If there was one company that was safe from the takeover onslaught, it was Barrick Gold, I thought. I was both right and wrong, but more wrong.
At the time, Barrick was run by its founder, Peter Munk, the Hungarian-born Canadian patriot who wanted to build the world’s biggest gold miner. After achieving that goal, he mused about creating a diversified resources giant, the equivalent of a BHP Billiton or Rio Tinto under the Maple Leaf. But he was too late: By the time he was ready to put the pieces together, in the middle part of the previous decade, all his potential targets, including Inco, had been plucked clean from the Toronto stock market.
Still, Barrick was the biggest of its kind and devoted to keeping its head office in Toronto – Canada could lay claim to at least one world-class mining company. But after Mr. Munk stepped down as chairman in 2014, the Barrick narrative changed subtly, perhaps without Mr. Munk even noticing it (he was fighting a losing battle to stay healthy and died last March at the age of 90). John Thornton, the American former Goldman Sachs president whom Mr. Munk had brought in to stabilize the company after a series of damaging cost overruns, was quietly putting in place a plan that would see Barrick lose its Canadian identity.
The head office was shrunk, Chinese mining partners were brought in and Mr. Thornton, as the all-powerful executive chairman, launched a plan to turn Barrick into a high-margin gold company. That mission took him to Mark Bristow, the hard-charging South African chief executive of London-listed Randgold Resources, the most successful gold company in the industry, measured by shareholder returns. But how to snare him and its high-performing African mines?

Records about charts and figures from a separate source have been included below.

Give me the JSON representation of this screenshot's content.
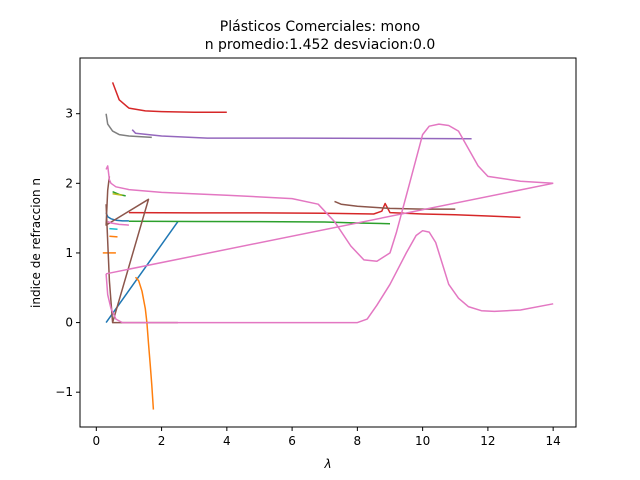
{
  "chart_data": {
    "type": "line",
    "title": "Plásticos Comerciales: mono",
    "subtitle": "n promedio:1.452 desviacion:0.0",
    "xlabel": "λ",
    "ylabel": "indice de refraccion n",
    "xlim": [
      -0.5,
      14.7
    ],
    "ylim": [
      -1.5,
      3.8
    ],
    "xticks": [
      0,
      2,
      4,
      6,
      8,
      10,
      12,
      14
    ],
    "yticks": [
      -1,
      0,
      1,
      2,
      3
    ],
    "xtick_labels": [
      "0",
      "2",
      "4",
      "6",
      "8",
      "10",
      "12",
      "14"
    ],
    "ytick_labels": [
      "−1",
      "0",
      "1",
      "2",
      "3"
    ],
    "grid": false,
    "series": [
      {
        "color": "#1f77b4",
        "x": [
          0.3,
          2.5
        ],
        "y": [
          0.0,
          1.45
        ]
      },
      {
        "color": "#1f77b4",
        "x": [
          0.3,
          0.35,
          0.45,
          0.6,
          0.8,
          1.0
        ],
        "y": [
          1.58,
          1.52,
          1.49,
          1.47,
          1.46,
          1.46
        ]
      },
      {
        "color": "#ff7f0e",
        "x": [
          1.2,
          1.3,
          1.4,
          1.5,
          1.55,
          1.6,
          1.65,
          1.7,
          1.75
        ],
        "y": [
          0.65,
          0.6,
          0.45,
          0.2,
          0.0,
          -0.3,
          -0.6,
          -0.9,
          -1.25
        ]
      },
      {
        "color": "#ff7f0e",
        "x": [
          0.2,
          0.6
        ],
        "y": [
          1.0,
          1.0
        ]
      },
      {
        "color": "#ff7f0e",
        "x": [
          0.4,
          0.65
        ],
        "y": [
          1.24,
          1.23
        ]
      },
      {
        "color": "#2ca02c",
        "x": [
          1.0,
          3.0,
          5.0,
          7.0,
          8.0,
          9.0
        ],
        "y": [
          1.455,
          1.452,
          1.45,
          1.445,
          1.43,
          1.42
        ]
      },
      {
        "color": "#2ca02c",
        "x": [
          0.5,
          0.7,
          0.9
        ],
        "y": [
          1.88,
          1.84,
          1.82
        ]
      },
      {
        "color": "#d62728",
        "x": [
          0.5,
          0.7,
          1.0,
          1.5,
          2.0,
          3.0,
          4.0
        ],
        "y": [
          3.45,
          3.2,
          3.08,
          3.04,
          3.03,
          3.02,
          3.02
        ]
      },
      {
        "color": "#d62728",
        "x": [
          1.0,
          3.0,
          5.0,
          7.0,
          8.5,
          8.75,
          8.85,
          9.0,
          10.0,
          11.0,
          12.0,
          13.0
        ],
        "y": [
          1.58,
          1.575,
          1.575,
          1.57,
          1.56,
          1.6,
          1.71,
          1.58,
          1.56,
          1.55,
          1.53,
          1.51
        ]
      },
      {
        "color": "#9467bd",
        "x": [
          1.1,
          1.2,
          2.0,
          3.4,
          6.0,
          9.0,
          11.5
        ],
        "y": [
          2.77,
          2.72,
          2.68,
          2.65,
          2.65,
          2.645,
          2.64
        ]
      },
      {
        "color": "#8c564b",
        "x": [
          0.3,
          0.4,
          0.5,
          1.6,
          0.3,
          0.35,
          0.4
        ],
        "y": [
          1.7,
          0.6,
          0.0,
          1.77,
          1.4,
          1.9,
          2.1
        ]
      },
      {
        "color": "#8c564b",
        "x": [
          0.5,
          2.5
        ],
        "y": [
          0.0,
          0.0
        ]
      },
      {
        "color": "#8c564b",
        "x": [
          7.3,
          7.5,
          8.0,
          9.0,
          10.0,
          11.0
        ],
        "y": [
          1.74,
          1.7,
          1.67,
          1.64,
          1.63,
          1.63
        ]
      },
      {
        "color": "#e377c2",
        "x": [
          0.3,
          0.35,
          0.4,
          0.45,
          0.6,
          1.0,
          2.0,
          4.0,
          6.0,
          6.8,
          7.3,
          7.8,
          8.2,
          8.6,
          9.0,
          9.2,
          9.6,
          10.0,
          10.2,
          10.5,
          10.8,
          11.1,
          11.4,
          11.7,
          12.0,
          13.0,
          14.0
        ],
        "y": [
          2.2,
          2.25,
          2.05,
          2.0,
          1.95,
          1.91,
          1.87,
          1.83,
          1.78,
          1.7,
          1.45,
          1.1,
          0.9,
          0.88,
          1.0,
          1.3,
          2.0,
          2.7,
          2.82,
          2.85,
          2.83,
          2.75,
          2.5,
          2.25,
          2.1,
          2.03,
          2.0
        ]
      },
      {
        "color": "#e377c2",
        "x": [
          0.3,
          14.0
        ],
        "y": [
          0.7,
          2.0
        ]
      },
      {
        "color": "#e377c2",
        "x": [
          0.3,
          0.35,
          0.45,
          0.6,
          0.8,
          1.0,
          3.0,
          5.0,
          7.0,
          8.0,
          8.3,
          8.6,
          9.0,
          9.5,
          9.8,
          10.0,
          10.2,
          10.4,
          10.6,
          10.8,
          11.1,
          11.4,
          11.8,
          12.2,
          13.0,
          14.0
        ],
        "y": [
          0.7,
          0.4,
          0.2,
          0.05,
          0.0,
          0.0,
          0.0,
          0.0,
          0.0,
          0.0,
          0.05,
          0.25,
          0.55,
          1.0,
          1.25,
          1.32,
          1.3,
          1.15,
          0.85,
          0.55,
          0.35,
          0.23,
          0.17,
          0.16,
          0.18,
          0.27
        ]
      },
      {
        "color": "#7f7f7f",
        "x": [
          0.3,
          0.35,
          0.5,
          0.7,
          1.0,
          1.7
        ],
        "y": [
          3.0,
          2.85,
          2.75,
          2.7,
          2.68,
          2.66
        ]
      },
      {
        "color": "#bcbd22",
        "x": [
          0.5,
          0.8
        ],
        "y": [
          1.85,
          1.83
        ]
      },
      {
        "color": "#17becf",
        "x": [
          0.4,
          0.65
        ],
        "y": [
          1.35,
          1.34
        ]
      },
      {
        "color": "#e377c2",
        "x": [
          0.35,
          0.45,
          0.7,
          1.0
        ],
        "y": [
          1.45,
          1.43,
          1.41,
          1.4
        ]
      }
    ]
  }
}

In the end, Barrick offered to buy the smaller Randgold for about US$6-billion. At first, the takeover, which was announced in September and completed this week, seemed like a big victory for Barrick – and for Canada – one Mr. Munk would have approved of. Barrick wasn’t selling out – Randgold was. The head office would remain in Toronto. Barrick would retain its role as the top mining name on the Toronto bourse. After years of retrenching, the new Barrick would expand again. What wasn’t to like?

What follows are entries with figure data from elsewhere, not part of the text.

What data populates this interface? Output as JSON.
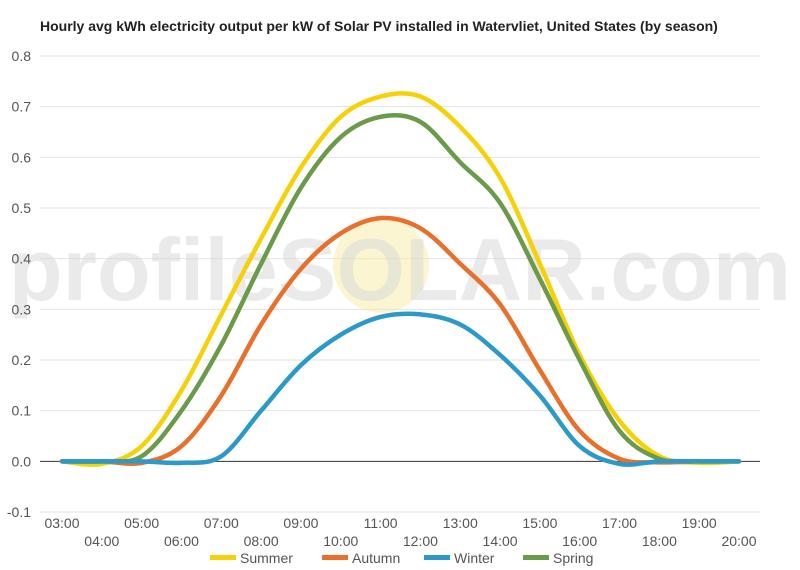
{
  "chart_data": {
    "type": "line",
    "title": "Hourly avg kWh electricity output per kW of Solar PV installed in Watervliet, United States (by season)",
    "xlabel": "",
    "ylabel": "",
    "ylim": [
      -0.1,
      0.8
    ],
    "yticks": [
      "-0.1",
      "0.0",
      "0.1",
      "0.2",
      "0.3",
      "0.4",
      "0.5",
      "0.6",
      "0.7",
      "0.8"
    ],
    "categories": [
      "03:00",
      "04:00",
      "05:00",
      "06:00",
      "07:00",
      "08:00",
      "09:00",
      "10:00",
      "11:00",
      "12:00",
      "13:00",
      "14:00",
      "15:00",
      "16:00",
      "17:00",
      "18:00",
      "19:00",
      "20:00"
    ],
    "grid": true,
    "legend_position": "bottom",
    "series": [
      {
        "name": "Summer",
        "color": "#f7d108",
        "values": [
          0.0,
          -0.005,
          0.03,
          0.14,
          0.29,
          0.44,
          0.58,
          0.68,
          0.72,
          0.72,
          0.66,
          0.56,
          0.39,
          0.21,
          0.08,
          0.01,
          -0.003,
          0.0
        ]
      },
      {
        "name": "Autumn",
        "color": "#e8702a",
        "values": [
          0.0,
          0.0,
          -0.003,
          0.03,
          0.13,
          0.27,
          0.38,
          0.45,
          0.48,
          0.46,
          0.39,
          0.31,
          0.18,
          0.06,
          0.005,
          -0.002,
          0.0,
          0.0
        ]
      },
      {
        "name": "Winter",
        "color": "#2c9ac9",
        "values": [
          0.0,
          0.0,
          0.0,
          -0.003,
          0.01,
          0.1,
          0.19,
          0.25,
          0.285,
          0.29,
          0.27,
          0.21,
          0.13,
          0.03,
          -0.005,
          0.0,
          0.0,
          0.0
        ]
      },
      {
        "name": "Spring",
        "color": "#6b9a4a",
        "values": [
          0.0,
          0.0,
          0.01,
          0.1,
          0.23,
          0.39,
          0.54,
          0.64,
          0.68,
          0.67,
          0.59,
          0.51,
          0.36,
          0.2,
          0.06,
          0.005,
          0.0,
          0.0
        ]
      }
    ],
    "watermark": "profileSOLAR.com"
  }
}
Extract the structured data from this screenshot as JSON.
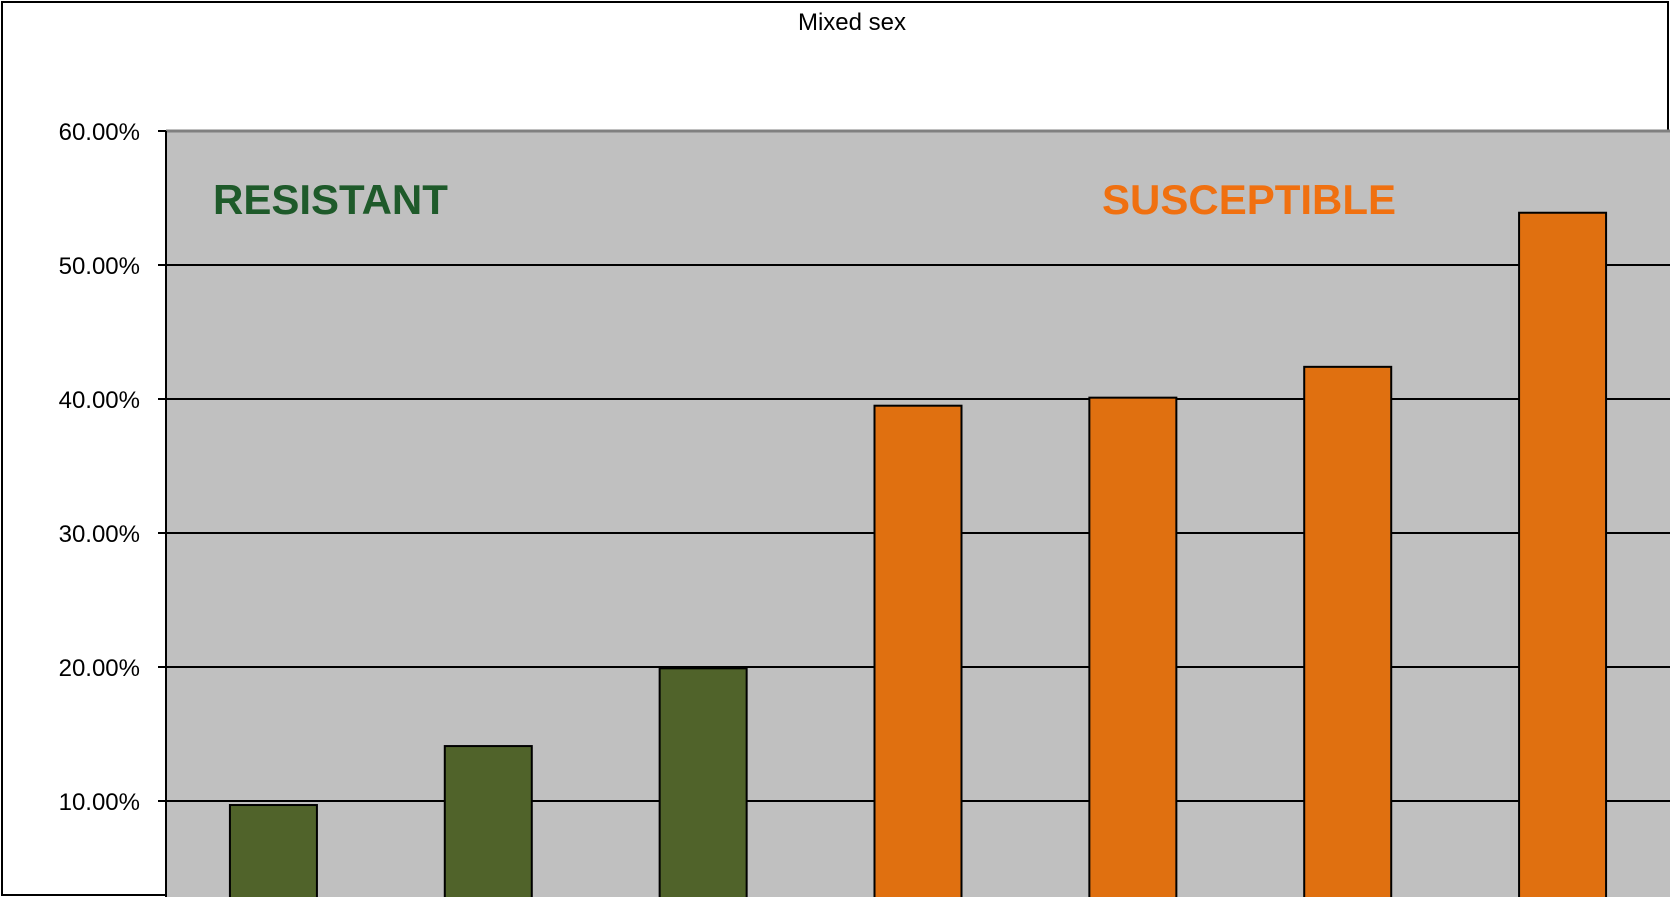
{
  "chart_data": {
    "type": "bar",
    "title": "Mixed sex",
    "xlabel": "",
    "ylabel": "",
    "ylim": [
      0.05,
      0.6
    ],
    "yticks": [
      0.1,
      0.2,
      0.3,
      0.4,
      0.5,
      0.6
    ],
    "ytick_labels": [
      "10.00%",
      "20.00%",
      "30.00%",
      "40.00%",
      "50.00%",
      "60.00%"
    ],
    "categories": [
      "",
      "",
      "",
      "",
      "",
      "",
      ""
    ],
    "values": [
      0.097,
      0.141,
      0.199,
      0.395,
      0.401,
      0.424,
      0.539
    ],
    "bar_colors": [
      "#50632A",
      "#50632A",
      "#50632A",
      "#E07010",
      "#E07010",
      "#E07010",
      "#E07010"
    ],
    "grid": true,
    "legend": "none",
    "annotations": [
      {
        "text": "RESISTANT",
        "color": "#1E5A2A"
      },
      {
        "text": "SUSCEPTIBLE",
        "color": "#F07010"
      }
    ],
    "plot_background": "#C0C0C0"
  }
}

The reality was entirely different. We now know that, in effect, the deal was a reverse takeover. As CEO, Mr. Bristow and his lieutenants are now firmly in control of the enlarged company, including the board of directors. A board overhaul left just one Canadian director, Michael Evans, who lives in New York. Just two of the top 14 management roles are held by Canadians.

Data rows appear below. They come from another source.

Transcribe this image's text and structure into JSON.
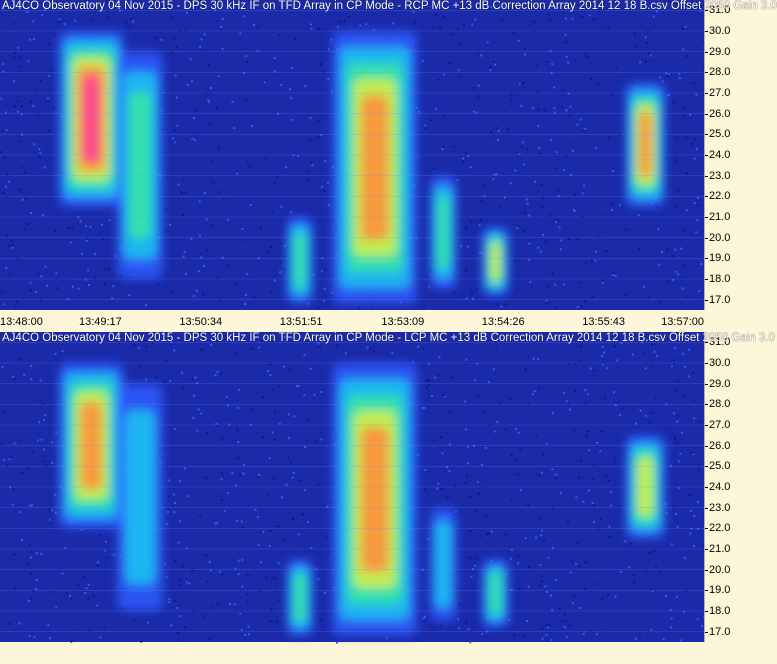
{
  "chart_data": [
    {
      "type": "heatmap",
      "title": "AJ4CO Observatory 04 Nov 2015 - DPS 30 kHz IF on TFD Array in CP Mode - RCP  MC +13 dB  Correction Array 2014 12 18 B.csv  Offset 2050  Gain 3.0",
      "xlabel": "",
      "ylabel": "",
      "x_ticks": [
        "13:48:00",
        "13:49:17",
        "13:50:34",
        "13:51:51",
        "13:53:09",
        "13:54:26",
        "13:55:43",
        "13:57:00"
      ],
      "y_ticks": [
        31.0,
        30.0,
        29.0,
        28.0,
        27.0,
        26.0,
        25.0,
        24.0,
        23.0,
        22.0,
        21.0,
        20.0,
        19.0,
        18.0,
        17.0
      ],
      "y_tick_labels": [
        "31.0",
        "30.0",
        "29.0",
        "28.0",
        "27.0",
        "26.0",
        "25.0",
        "24.0",
        "23.0",
        "22.0",
        "21.0",
        "20.0",
        "19.0",
        "18.0",
        "17.0"
      ],
      "ylim": [
        16.5,
        31.5
      ],
      "xlim": [
        "13:48:00",
        "13:57:00"
      ],
      "colormap": [
        "#1a2aa8",
        "#2e5cff",
        "#19c8f0",
        "#37e8a0",
        "#d8f040",
        "#ff8a3c",
        "#ff3a96"
      ],
      "emission_regions": [
        {
          "t_start": "13:48:45",
          "t_end": "13:49:35",
          "f_low": 21.5,
          "f_high": 30.0,
          "peak": 0.95
        },
        {
          "t_start": "13:49:30",
          "t_end": "13:50:05",
          "f_low": 18.0,
          "f_high": 29.0,
          "peak": 0.45
        },
        {
          "t_start": "13:51:40",
          "t_end": "13:52:00",
          "f_low": 16.8,
          "f_high": 21.0,
          "peak": 0.55
        },
        {
          "t_start": "13:52:15",
          "t_end": "13:53:20",
          "f_low": 16.8,
          "f_high": 30.0,
          "peak": 0.9
        },
        {
          "t_start": "13:53:30",
          "t_end": "13:53:50",
          "f_low": 17.5,
          "f_high": 23.0,
          "peak": 0.45
        },
        {
          "t_start": "13:54:10",
          "t_end": "13:54:30",
          "f_low": 17.2,
          "f_high": 20.5,
          "peak": 0.6
        },
        {
          "t_start": "13:56:00",
          "t_end": "13:56:30",
          "f_low": 21.5,
          "f_high": 27.5,
          "peak": 0.75
        }
      ]
    },
    {
      "type": "heatmap",
      "title": "AJ4CO Observatory 04 Nov 2015 - DPS 30 kHz IF on TFD Array in CP Mode - LCP  MC +13 dB  Correction Array 2014 12 18 B.csv  Offset 2050  Gain 3.0",
      "xlabel": "",
      "ylabel": "",
      "y_ticks": [
        31.0,
        30.0,
        29.0,
        28.0,
        27.0,
        26.0,
        25.0,
        24.0,
        23.0,
        22.0,
        21.0,
        20.0,
        19.0,
        18.0,
        17.0
      ],
      "y_tick_labels": [
        "31.0",
        "30.0",
        "29.0",
        "28.0",
        "27.0",
        "26.0",
        "25.0",
        "24.0",
        "23.0",
        "22.0",
        "21.0",
        "20.0",
        "19.0",
        "18.0",
        "17.0"
      ],
      "ylim": [
        16.5,
        31.5
      ],
      "xlim": [
        "13:48:00",
        "13:57:00"
      ],
      "colormap": [
        "#1a2aa8",
        "#2e5cff",
        "#19c8f0",
        "#37e8a0",
        "#d8f040",
        "#ff8a3c",
        "#ff3a96"
      ],
      "emission_regions": [
        {
          "t_start": "13:48:45",
          "t_end": "13:49:35",
          "f_low": 22.0,
          "f_high": 30.0,
          "peak": 0.8
        },
        {
          "t_start": "13:49:30",
          "t_end": "13:50:05",
          "f_low": 18.0,
          "f_high": 29.0,
          "peak": 0.4
        },
        {
          "t_start": "13:51:40",
          "t_end": "13:52:00",
          "f_low": 16.8,
          "f_high": 20.5,
          "peak": 0.5
        },
        {
          "t_start": "13:52:15",
          "t_end": "13:53:20",
          "f_low": 16.8,
          "f_high": 30.0,
          "peak": 0.85
        },
        {
          "t_start": "13:53:30",
          "t_end": "13:53:50",
          "f_low": 17.5,
          "f_high": 23.0,
          "peak": 0.4
        },
        {
          "t_start": "13:54:10",
          "t_end": "13:54:30",
          "f_low": 17.2,
          "f_high": 20.5,
          "peak": 0.55
        },
        {
          "t_start": "13:56:00",
          "t_end": "13:56:30",
          "f_low": 21.5,
          "f_high": 26.5,
          "peak": 0.65
        }
      ]
    }
  ]
}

The Toronto head office has been gutted. In September, it was home to 150 employees, down from about 500 before Mr. Thornton took over. Today, only 65 remain and they work in non-front-line areas such as treasury services, human resources and accounting. Given Mr. Bristow’s passion for lean management structures and distaste for traditional head offices – he’s a field guy – it’s likely the employee head count will come down again. Imagine a company worth $30-billion with only a few dozen employees in its head office. It’s already becoming a shell and may soon exist only as a mail drop.
My own guess is that, in time, the new Barrick will replace the delisted Randgold on the London Stock Exchange, eliminating the Toronto listing and possibly the company’s Canadian domicile status, too. There is no doubt Mr. Bristow would like to list Barrick in London. But changing the company’s legal address might be potentially costly for tax reasons. A London listing would complete Barrick’s de-Canadianization and the hollowing out of the once thriving Canadian mining sector. The Canadian mining ecosystem – mining lawyers, deal makers, financiers, digital technicians, geologists – is already withering.
I have little doubt Mr. Bristow and his team will make money for shareholders. But what a loss for Toronto and for Corporate Canada. Could Barrick have taken another route that would have preserved its Canadian status and big head office? The answer is yes.
Mr. Thornton is an investment banker, not a mining manager. His appearances in Toronto were sporadic. He seemed more concerned with eliminating managers and head office costs than building a management team that could reverse Barrick’s fortunes after its disastrous project cost overruns. As executive chairman without a CEO to challenge him, he consolidated power in his office, meaning he could pretty much do what he wanted. As Franco-Nevada’s Pierre Lassonde has pointed out, there was ample mining management talent in Canada that could have been brought together to nurture Barrick back to prosperity and solidify its hold atop the global gold-mining industry. At the same time, Mr. Thornton seemed more concerned with making deals than organic growth. Surprise – that’s what investment bankers do: They sell and buy, buy and sell. Even Mr. Bristow was bought, in effect.
Barrick will probably thrive under Mr. Bristow, a no-nonsense, results-oriented boss. But it won’t thrive as a Canadian company. Mr. Munk would not be happy.